Would Some RomComs Work Better as Short Films?

I really do think that for every one great romantic comedy these days, there are, like, 20 awful ones, I try to be positive about some of those films that people like to consider "fresh" or "modern," like the post-coital romp Two Night Stand starring Miles Teller and Analeigh Tipton, or They Came Together, the hyper self-aware satirical romcom starring Paul Rudd and Amy Poehler. But after watching the first half hour, my eyes start to glaze over and I begin to lie comatose. It literally becomes a nuisance.

Which makes me wonder whether some of these films wouldn't be better as short films--features no more than 20 minutes long that get right to the point of the film and don't overstay their welcome. Pose an idea, add a few brief jokes, then run the ending credits. BOOM. This isn't to say that there are no good full feature romcoms anymore (The One I Love and Obvious Child are both excellent), but I think Hollywood generally has trouble maintaining the momentum of a romcom--not only are the punch lines and themes recycled from previous films, but they're overly used within the same film. It's like the writers run out of things to say 30 minutes into a film, but have no other choice but to continue to beat it to death until you as an audience member are silently wishing its eternal damnation.

Why go through all that trouble when you can deliver a more concise story that would be less redundant and do a better job at presenting the conflict and the characters in less than half the time? I'm sure some of the hesitance toward short films is about money, but Hollywood should be open to distributing more short films on the big screen in this attention deficit era we live in. Just look at what YouTube has provided for the countless web series to which many of us flock--including "The Misadventures of an Awkward Black Girl" or "Hello Cupid." There is clearly a demand for these bite-sized formats, but Hollywood is stuck on the bigger picture (pun intended).
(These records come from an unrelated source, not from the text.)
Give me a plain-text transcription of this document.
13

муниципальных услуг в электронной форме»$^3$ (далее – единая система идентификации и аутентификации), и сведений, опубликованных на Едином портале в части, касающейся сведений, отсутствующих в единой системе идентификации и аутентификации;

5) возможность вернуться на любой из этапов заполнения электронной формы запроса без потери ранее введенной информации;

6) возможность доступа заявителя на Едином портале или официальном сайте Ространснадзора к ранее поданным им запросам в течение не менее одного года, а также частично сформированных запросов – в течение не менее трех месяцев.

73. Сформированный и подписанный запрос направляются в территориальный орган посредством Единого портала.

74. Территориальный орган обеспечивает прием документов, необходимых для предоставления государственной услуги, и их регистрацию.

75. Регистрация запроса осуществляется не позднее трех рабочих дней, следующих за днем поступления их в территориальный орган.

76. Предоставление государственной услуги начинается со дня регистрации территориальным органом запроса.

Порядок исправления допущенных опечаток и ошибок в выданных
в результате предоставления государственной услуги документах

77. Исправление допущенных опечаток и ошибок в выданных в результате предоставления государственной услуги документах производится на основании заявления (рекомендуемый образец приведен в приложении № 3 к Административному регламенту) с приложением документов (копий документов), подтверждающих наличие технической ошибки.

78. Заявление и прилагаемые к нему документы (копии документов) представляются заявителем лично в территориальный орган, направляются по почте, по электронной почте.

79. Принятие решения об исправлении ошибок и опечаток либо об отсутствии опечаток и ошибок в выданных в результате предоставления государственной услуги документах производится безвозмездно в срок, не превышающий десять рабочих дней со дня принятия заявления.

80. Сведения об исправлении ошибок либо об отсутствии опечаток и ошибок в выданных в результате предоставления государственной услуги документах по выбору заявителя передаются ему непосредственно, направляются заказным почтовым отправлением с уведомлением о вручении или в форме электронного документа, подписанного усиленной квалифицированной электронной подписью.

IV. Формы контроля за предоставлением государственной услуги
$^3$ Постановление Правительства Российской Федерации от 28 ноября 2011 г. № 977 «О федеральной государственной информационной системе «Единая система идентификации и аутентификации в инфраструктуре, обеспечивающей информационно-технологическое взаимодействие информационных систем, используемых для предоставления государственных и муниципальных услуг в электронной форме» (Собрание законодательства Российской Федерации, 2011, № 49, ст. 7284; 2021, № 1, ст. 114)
I just can't help but think how much better They Came Together would have been had it ended its shtick at the 20-minute mark. The film poked fun at silly romcoms as it slowly becomes a silly romcom itself. It's just not as smart as it thinks it is, especially since it takes every opportunity to tell you how silly it's being as a ploy to come off self-effacing and entertaining. (It is neither of those things). Ultimately, it ends up being a drawn-out comedy that takes the biting humor of a classic Funny or Die piece and stretches it out beyond recognition, leaving only a hollow shell containing nothing worth discussing.

Sound off: Would you like to see more romantic comedies as short films? If so, which ones would you want to see?


Dell said...

You hinted at what I think is the biggest problem with most rom-coms. They're not necessarily too long, but too short on creativity. The overwhelming majority just run right through the rom-com checklist with nothing to differentiate themselves from one another. I know, this happens in just about all genres, but rom-coms seem especially afflicted. Ones that try to subvert the tropes almost invariably wind up relying on those same tropes while pretending not to. Therefore, we always feel like we're watching a canned romance. To your actual question, sure making them shorter would force film makers to tighten things up and might increase quality. However, like you said money os an issue. I'm not in the movie biz, but I'm not sure how that would work financially.